自走を促した後のアフターフォローが最も重要
自分で調べてみてと促した後、相手が実際に自分で調べて解決できたとします。この時のあなたの反応が、今後彼らが自走し続けるか、また聞いてくるかに戻るかの分かれ道です。
解決できたことを全力で承認する
相手から調べて分かりました!、解決しました!と報告が来たら、単に了解ですで終わらせてはいけません。
言い換えフレーズ:
解決できてよかったです! 自分でその情報にたどり着けたのは素晴らしいですね。その検索力があれば、他のトラブルの時も安心ですね。
自分で調べたら褒められたという成功体験を作ることが重要です。人は承認されると、次もその行動を繰り返そうという心理が働きます。これを繰り返すことで、自分で調べる=良いことという意識が刷り込まれていきます。
そもそも聞かなくても済む環境を作れているか?
最後に、少し視点を変えて自分自身やチームの環境についても振り返ってみましょう。部下が聞いてくるのは、もしかしたら情報環境に問題があるからかもしれません。
情報は検索可能な状態になっているか
マニュアルが古い、ファイル名がバラバラで検索に引っかからない、チャットの過去ログに重要事項が流れている。このような状態では、聞くほうが早いと思われても仕方ありません。

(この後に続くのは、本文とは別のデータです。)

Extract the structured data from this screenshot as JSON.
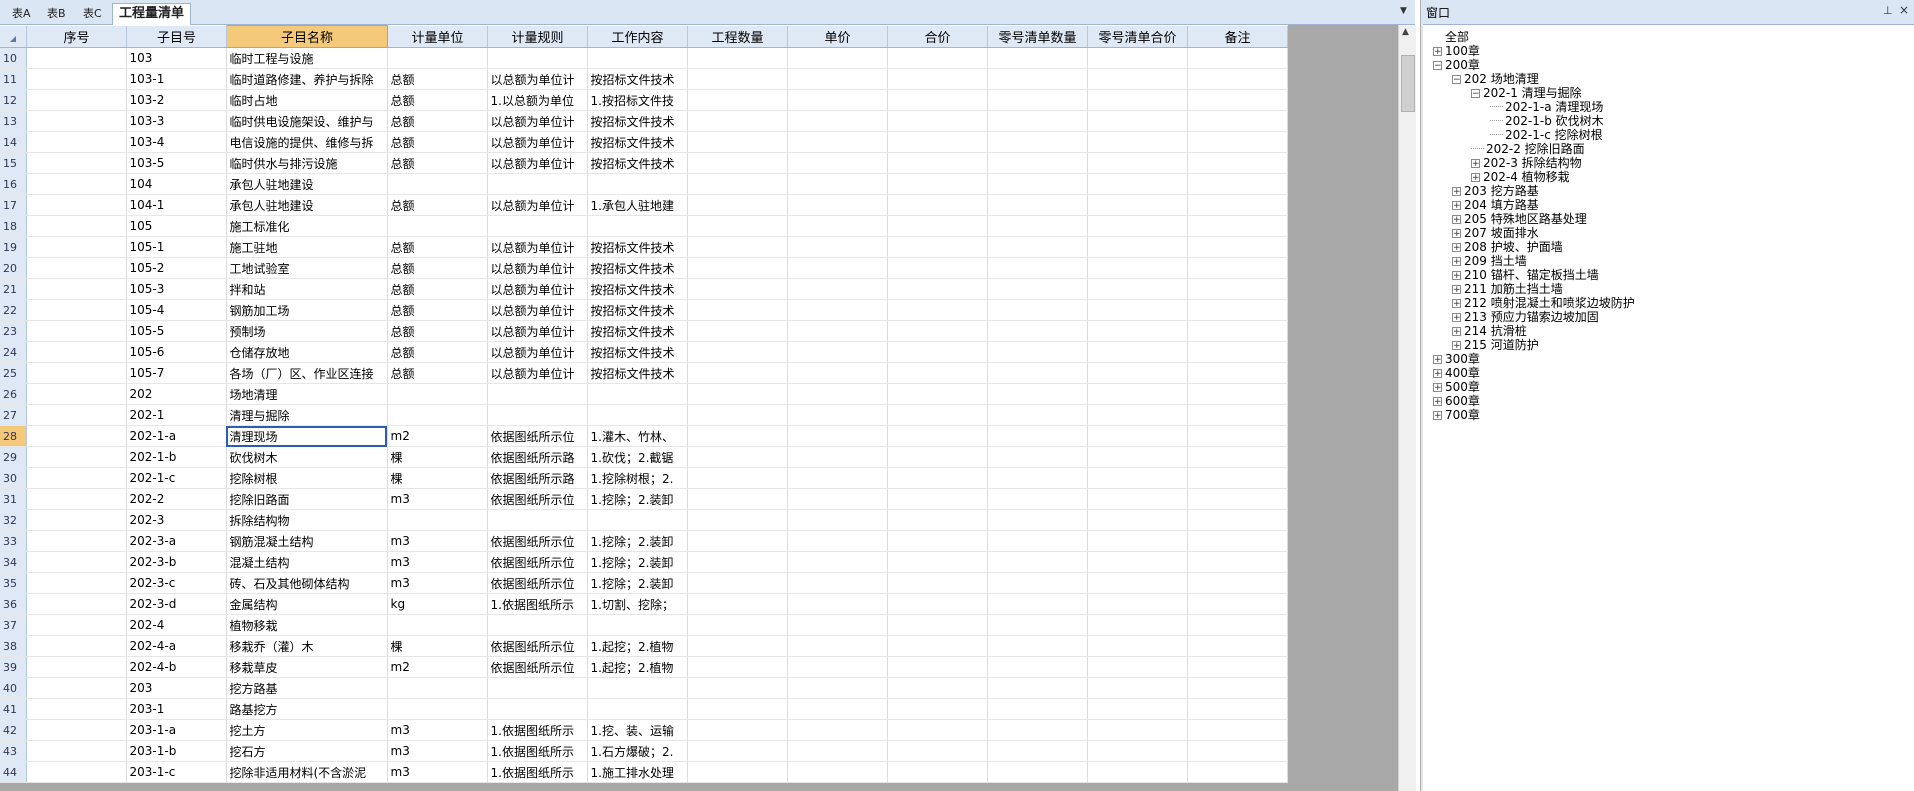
{
  "tabs": [
    {
      "label": "表A",
      "active": false
    },
    {
      "label": "表B",
      "active": false
    },
    {
      "label": "表C",
      "active": false
    },
    {
      "label": "工程量清单",
      "active": true
    }
  ],
  "columns": [
    "序号",
    "子目号",
    "子目名称",
    "计量单位",
    "计量规则",
    "工作内容",
    "工程数量",
    "单价",
    "合价",
    "零号清单数量",
    "零号清单合价",
    "备注"
  ],
  "selected_column": "子目名称",
  "rows": [
    {
      "rn": "10",
      "code": "103",
      "name": "临时工程与设施",
      "unit": "",
      "rule": "",
      "work": ""
    },
    {
      "rn": "11",
      "code": "103-1",
      "name": "临时道路修建、养护与拆除",
      "unit": "总额",
      "rule": "以总额为单位计",
      "work": "按招标文件技术"
    },
    {
      "rn": "12",
      "code": "103-2",
      "name": "临时占地",
      "unit": "总额",
      "rule": "1.以总额为单位",
      "work": "1.按招标文件技"
    },
    {
      "rn": "13",
      "code": "103-3",
      "name": "临时供电设施架设、维护与",
      "unit": "总额",
      "rule": "以总额为单位计",
      "work": "按招标文件技术"
    },
    {
      "rn": "14",
      "code": "103-4",
      "name": "电信设施的提供、维修与拆",
      "unit": "总额",
      "rule": "以总额为单位计",
      "work": "按招标文件技术"
    },
    {
      "rn": "15",
      "code": "103-5",
      "name": "临时供水与排污设施",
      "unit": "总额",
      "rule": "以总额为单位计",
      "work": "按招标文件技术"
    },
    {
      "rn": "16",
      "code": "104",
      "name": "承包人驻地建设",
      "unit": "",
      "rule": "",
      "work": ""
    },
    {
      "rn": "17",
      "code": "104-1",
      "name": "承包人驻地建设",
      "unit": "总额",
      "rule": "以总额为单位计",
      "work": "1.承包人驻地建"
    },
    {
      "rn": "18",
      "code": "105",
      "name": "施工标准化",
      "unit": "",
      "rule": "",
      "work": ""
    },
    {
      "rn": "19",
      "code": "105-1",
      "name": "施工驻地",
      "unit": "总额",
      "rule": "以总额为单位计",
      "work": "按招标文件技术"
    },
    {
      "rn": "20",
      "code": "105-2",
      "name": "工地试验室",
      "unit": "总额",
      "rule": "以总额为单位计",
      "work": "按招标文件技术"
    },
    {
      "rn": "21",
      "code": "105-3",
      "name": "拌和站",
      "unit": "总额",
      "rule": "以总额为单位计",
      "work": "按招标文件技术"
    },
    {
      "rn": "22",
      "code": "105-4",
      "name": "钢筋加工场",
      "unit": "总额",
      "rule": "以总额为单位计",
      "work": "按招标文件技术"
    },
    {
      "rn": "23",
      "code": "105-5",
      "name": "预制场",
      "unit": "总额",
      "rule": "以总额为单位计",
      "work": "按招标文件技术"
    },
    {
      "rn": "24",
      "code": "105-6",
      "name": "仓储存放地",
      "unit": "总额",
      "rule": "以总额为单位计",
      "work": "按招标文件技术"
    },
    {
      "rn": "25",
      "code": "105-7",
      "name": "各场（厂）区、作业区连接",
      "unit": "总额",
      "rule": "以总额为单位计",
      "work": "按招标文件技术"
    },
    {
      "rn": "26",
      "code": "202",
      "name": "场地清理",
      "unit": "",
      "rule": "",
      "work": ""
    },
    {
      "rn": "27",
      "code": "202-1",
      "name": "清理与掘除",
      "unit": "",
      "rule": "",
      "work": ""
    },
    {
      "rn": "28",
      "code": "202-1-a",
      "name": "清理现场",
      "unit": "m2",
      "rule": "依据图纸所示位",
      "work": "1.灌木、竹林、"
    },
    {
      "rn": "29",
      "code": "202-1-b",
      "name": "砍伐树木",
      "unit": "棵",
      "rule": "依据图纸所示路",
      "work": "1.砍伐；2.截锯"
    },
    {
      "rn": "30",
      "code": "202-1-c",
      "name": "挖除树根",
      "unit": "棵",
      "rule": "依据图纸所示路",
      "work": "1.挖除树根；2."
    },
    {
      "rn": "31",
      "code": "202-2",
      "name": "挖除旧路面",
      "unit": "m3",
      "rule": "依据图纸所示位",
      "work": "1.挖除；2.装卸"
    },
    {
      "rn": "32",
      "code": "202-3",
      "name": "拆除结构物",
      "unit": "",
      "rule": "",
      "work": ""
    },
    {
      "rn": "33",
      "code": "202-3-a",
      "name": "钢筋混凝土结构",
      "unit": "m3",
      "rule": "依据图纸所示位",
      "work": "1.挖除；2.装卸"
    },
    {
      "rn": "34",
      "code": "202-3-b",
      "name": "混凝土结构",
      "unit": "m3",
      "rule": "依据图纸所示位",
      "work": "1.挖除；2.装卸"
    },
    {
      "rn": "35",
      "code": "202-3-c",
      "name": "砖、石及其他砌体结构",
      "unit": "m3",
      "rule": "依据图纸所示位",
      "work": "1.挖除；2.装卸"
    },
    {
      "rn": "36",
      "code": "202-3-d",
      "name": "金属结构",
      "unit": "kg",
      "rule": "1.依据图纸所示",
      "work": "1.切割、挖除；"
    },
    {
      "rn": "37",
      "code": "202-4",
      "name": "植物移栽",
      "unit": "",
      "rule": "",
      "work": ""
    },
    {
      "rn": "38",
      "code": "202-4-a",
      "name": "移栽乔（灌）木",
      "unit": "棵",
      "rule": "依据图纸所示位",
      "work": "1.起挖；2.植物"
    },
    {
      "rn": "39",
      "code": "202-4-b",
      "name": "移栽草皮",
      "unit": "m2",
      "rule": "依据图纸所示位",
      "work": "1.起挖；2.植物"
    },
    {
      "rn": "40",
      "code": "203",
      "name": "挖方路基",
      "unit": "",
      "rule": "",
      "work": ""
    },
    {
      "rn": "41",
      "code": "203-1",
      "name": "路基挖方",
      "unit": "",
      "rule": "",
      "work": ""
    },
    {
      "rn": "42",
      "code": "203-1-a",
      "name": "挖土方",
      "unit": "m3",
      "rule": "1.依据图纸所示",
      "work": "1.挖、装、运输"
    },
    {
      "rn": "43",
      "code": "203-1-b",
      "name": "挖石方",
      "unit": "m3",
      "rule": "1.依据图纸所示",
      "work": "1.石方爆破；2."
    },
    {
      "rn": "44",
      "code": "203-1-c",
      "name": "挖除非适用材料(不含淤泥",
      "unit": "m3",
      "rule": "1.依据图纸所示",
      "work": "1.施工排水处理"
    }
  ],
  "selected_row": "28",
  "panel": {
    "title": "窗口",
    "pin_glyph": "⊥",
    "close_glyph": "×",
    "tree": [
      {
        "label": "全部",
        "depth": 0,
        "exp": ""
      },
      {
        "label": "100章",
        "depth": 1,
        "exp": "+"
      },
      {
        "label": "200章",
        "depth": 1,
        "exp": "-"
      },
      {
        "label": "202 场地清理",
        "depth": 2,
        "exp": "-"
      },
      {
        "label": "202-1 清理与掘除",
        "depth": 3,
        "exp": "-"
      },
      {
        "label": "202-1-a 清理现场",
        "depth": 4,
        "exp": ""
      },
      {
        "label": "202-1-b 砍伐树木",
        "depth": 4,
        "exp": ""
      },
      {
        "label": "202-1-c 挖除树根",
        "depth": 4,
        "exp": ""
      },
      {
        "label": "202-2 挖除旧路面",
        "depth": 3,
        "exp": ""
      },
      {
        "label": "202-3 拆除结构物",
        "depth": 3,
        "exp": "+"
      },
      {
        "label": "202-4 植物移栽",
        "depth": 3,
        "exp": "+"
      },
      {
        "label": "203 挖方路基",
        "depth": 2,
        "exp": "+"
      },
      {
        "label": "204 填方路基",
        "depth": 2,
        "exp": "+"
      },
      {
        "label": "205 特殊地区路基处理",
        "depth": 2,
        "exp": "+"
      },
      {
        "label": "207 坡面排水",
        "depth": 2,
        "exp": "+"
      },
      {
        "label": "208 护坡、护面墙",
        "depth": 2,
        "exp": "+"
      },
      {
        "label": "209 挡土墙",
        "depth": 2,
        "exp": "+"
      },
      {
        "label": "210 锚杆、锚定板挡土墙",
        "depth": 2,
        "exp": "+"
      },
      {
        "label": "211 加筋土挡土墙",
        "depth": 2,
        "exp": "+"
      },
      {
        "label": "212 喷射混凝土和喷浆边坡防护",
        "depth": 2,
        "exp": "+"
      },
      {
        "label": "213 预应力锚索边坡加固",
        "depth": 2,
        "exp": "+"
      },
      {
        "label": "214 抗滑桩",
        "depth": 2,
        "exp": "+"
      },
      {
        "label": "215 河道防护",
        "depth": 2,
        "exp": "+"
      },
      {
        "label": "300章",
        "depth": 1,
        "exp": "+"
      },
      {
        "label": "400章",
        "depth": 1,
        "exp": "+"
      },
      {
        "label": "500章",
        "depth": 1,
        "exp": "+"
      },
      {
        "label": "600章",
        "depth": 1,
        "exp": "+"
      },
      {
        "label": "700章",
        "depth": 1,
        "exp": "+"
      }
    ]
  },
  "icons": {
    "dropdown": "▼",
    "scroll_up": "▲"
  },
  "colors": {
    "header_bg": "#dfe8f5",
    "selected_header": "#f5c97a",
    "tabbar_bg": "#dbe6f4",
    "empty_area": "#a8a8a8"
  }
}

よくある質問をQ&Aシートにまとめる、ファイルの命名規則を統一するなど、調べるコストを下げる努力も上司や先輩の役割です。
聞くべきことと、調べるべきことの線引きを示す
新人のうちは、何を調べてよくて、何を勝手に判断してはいけないのかの区別がつかないものです。

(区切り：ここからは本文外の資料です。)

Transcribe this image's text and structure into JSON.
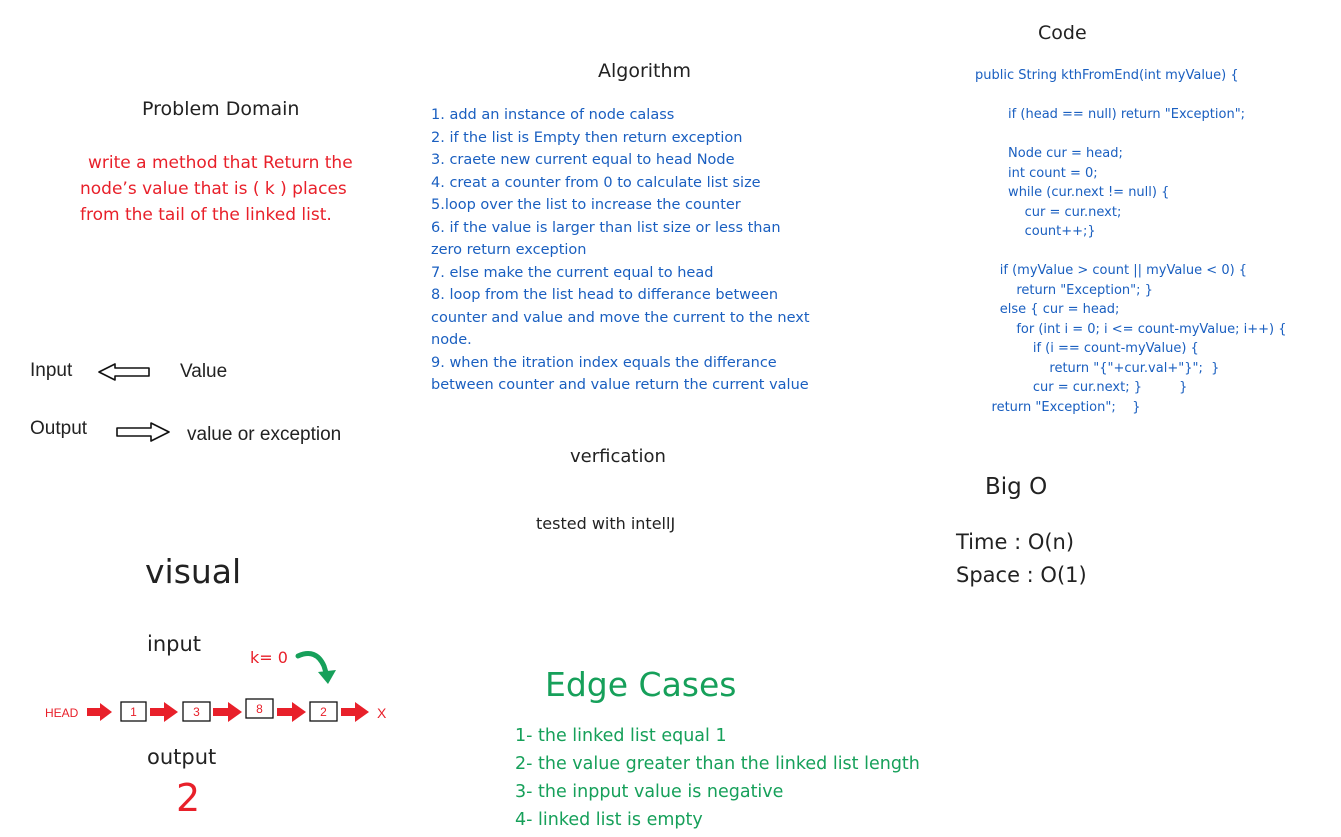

5分調べて分からなければ聞いていいよ、過去の経緯や判断基準などの暗黙知についてはすぐに聞いてね、といったガイドラインを最初に示しておくと、お互いにストレスが減ります。
まとめ:冷たい対応ではなく、温かい育成へ
自分で調べてと伝えることは、決して冷たい対応ではありません。それは、相手が将来一人で困難に立ち向かえるようにするための、愛のあるトレーニングです。
大切なのは、調べなさいと突き放すことではなく、調べ方を教え、自分でできたことを共に喜ぶ姿勢です。

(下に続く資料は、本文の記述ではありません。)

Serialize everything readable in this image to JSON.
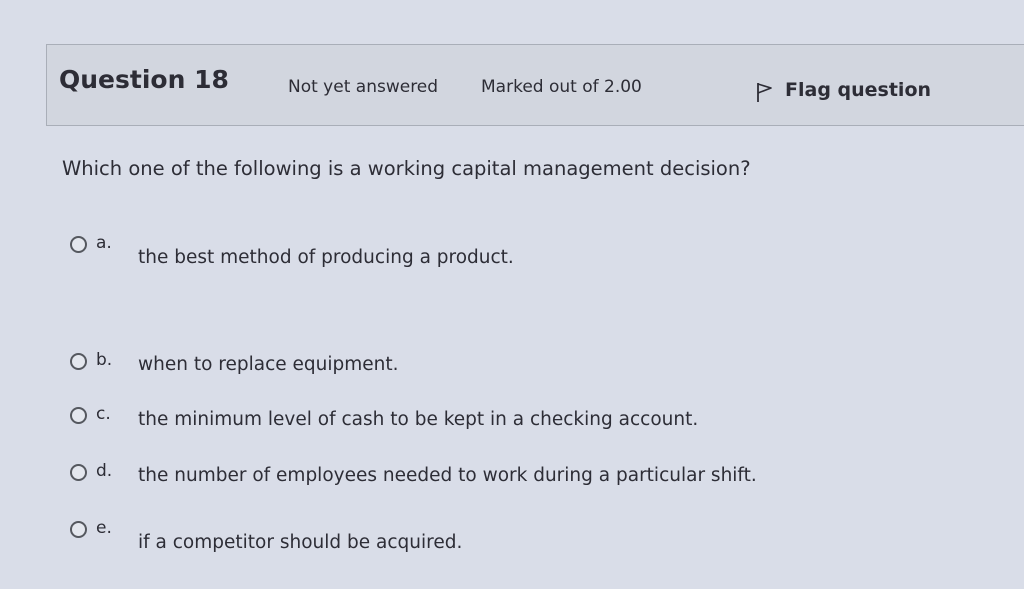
{
  "info": {
    "question_label": "Question 18",
    "state": "Not yet answered",
    "grade": "Marked out of 2.00",
    "flag_label": "Flag question",
    "flag_icon": "flag-icon"
  },
  "question": {
    "text": "Which one of the following is a working capital management decision?"
  },
  "answers": [
    {
      "letter": "a.",
      "text": "the best method of producing a product.",
      "selected": false
    },
    {
      "letter": "b.",
      "text": "when to replace equipment.",
      "selected": false
    },
    {
      "letter": "c.",
      "text": "the minimum level of cash to be kept in a checking account.",
      "selected": false
    },
    {
      "letter": "d.",
      "text": "the number of employees needed to work during a particular shift.",
      "selected": false
    },
    {
      "letter": "e.",
      "text": "if a competitor should be acquired.",
      "selected": false
    }
  ],
  "colors": {
    "background": "#d9dde8",
    "info_box": "#d2d6df",
    "text": "#2d2d36"
  }
}
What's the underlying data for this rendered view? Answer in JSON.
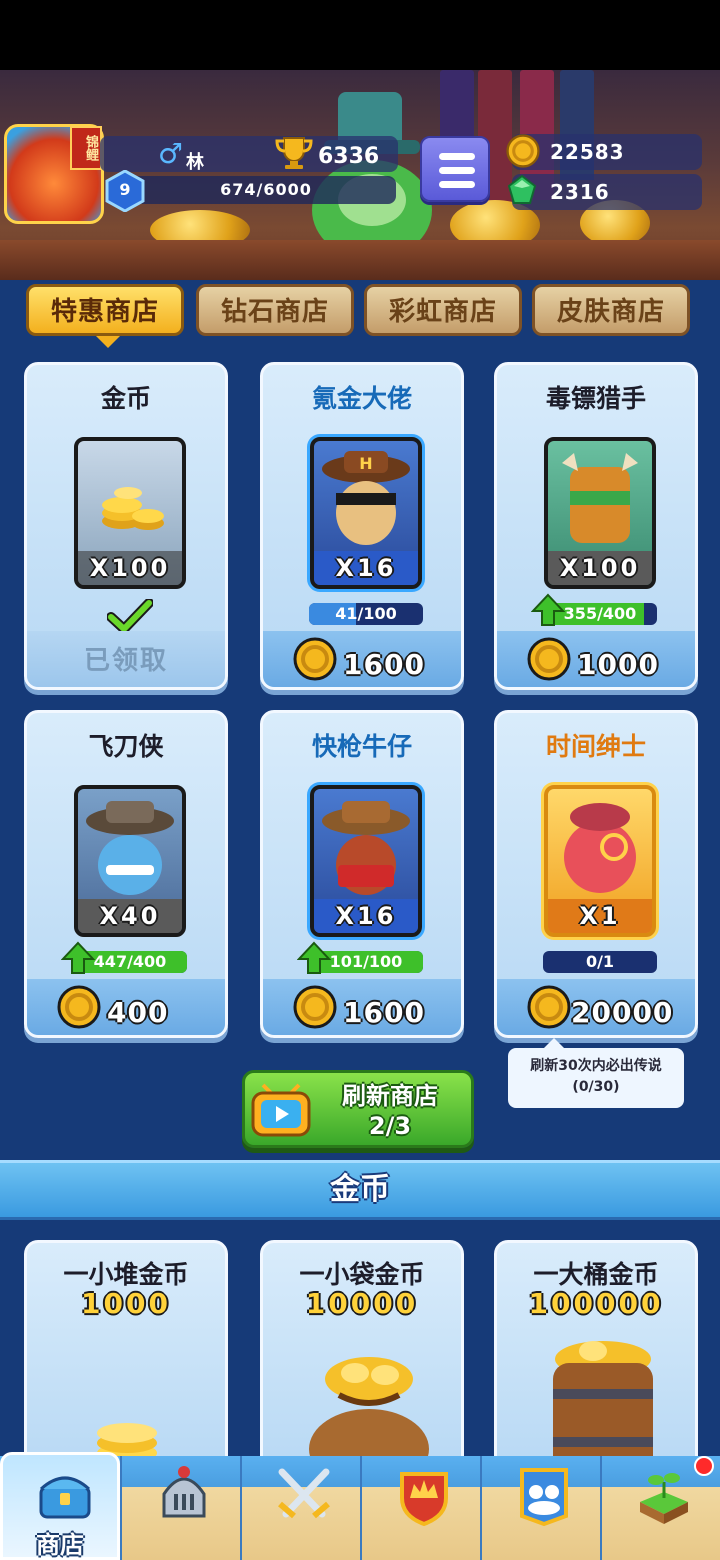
{
  "header": {
    "avatar_tag": "锦鲤",
    "player_name": "林",
    "trophies": "6336",
    "level": "9",
    "xp": "674/6000",
    "coins": "22583",
    "gems": "2316"
  },
  "tabs": [
    {
      "label": "特惠商店",
      "active": true
    },
    {
      "label": "钻石商店",
      "active": false
    },
    {
      "label": "彩虹商店",
      "active": false
    },
    {
      "label": "皮肤商店",
      "active": false
    }
  ],
  "offers": [
    {
      "title": "金币",
      "qty": "X100",
      "claimed_label": "已领取"
    },
    {
      "title": "氪金大佬",
      "qty": "X16",
      "progress": "41/100",
      "progress_value": 0.41,
      "price": "1600"
    },
    {
      "title": "毒镖猎手",
      "qty": "X100",
      "progress": "355/400",
      "progress_value": 0.89,
      "price": "1000"
    },
    {
      "title": "飞刀侠",
      "qty": "X40",
      "progress": "447/400",
      "progress_value": 1.0,
      "price": "400"
    },
    {
      "title": "快枪牛仔",
      "qty": "X16",
      "progress": "101/100",
      "progress_value": 1.0,
      "price": "1600"
    },
    {
      "title": "时间绅士",
      "qty": "X1",
      "progress": "0/1",
      "progress_value": 0,
      "price": "20000"
    }
  ],
  "tooltip": {
    "line1": "刷新30次内必出传说",
    "line2": "(0/30)"
  },
  "refresh": {
    "label": "刷新商店",
    "count": "2/3"
  },
  "section_title": "金币",
  "coin_packs": [
    {
      "title": "一小堆金币",
      "amount": "1000"
    },
    {
      "title": "一小袋金币",
      "amount": "10000"
    },
    {
      "title": "一大桶金币",
      "amount": "100000"
    }
  ],
  "nav": {
    "shop_label": "商店"
  },
  "colors": {
    "panel": "#163a78",
    "accent_gold": "#f3b01e",
    "button_green": "#3aa82a"
  }
}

今回ご紹介したフレーズは、今日からすぐに使えるものばかりです。まずは一つ、部下や後輩からの質問に対して、答えそのものではなく、答えへの地図を渡すような返答を試してみてください。
最初は少し時間がかかるかもしれませんが、徐々にチーム全体に自分で考える文化が根付き、結果としてあなた自身の時間も、チームの生産性も大きく向上していくはずです。
この記事を読んでいただきありがとうございました。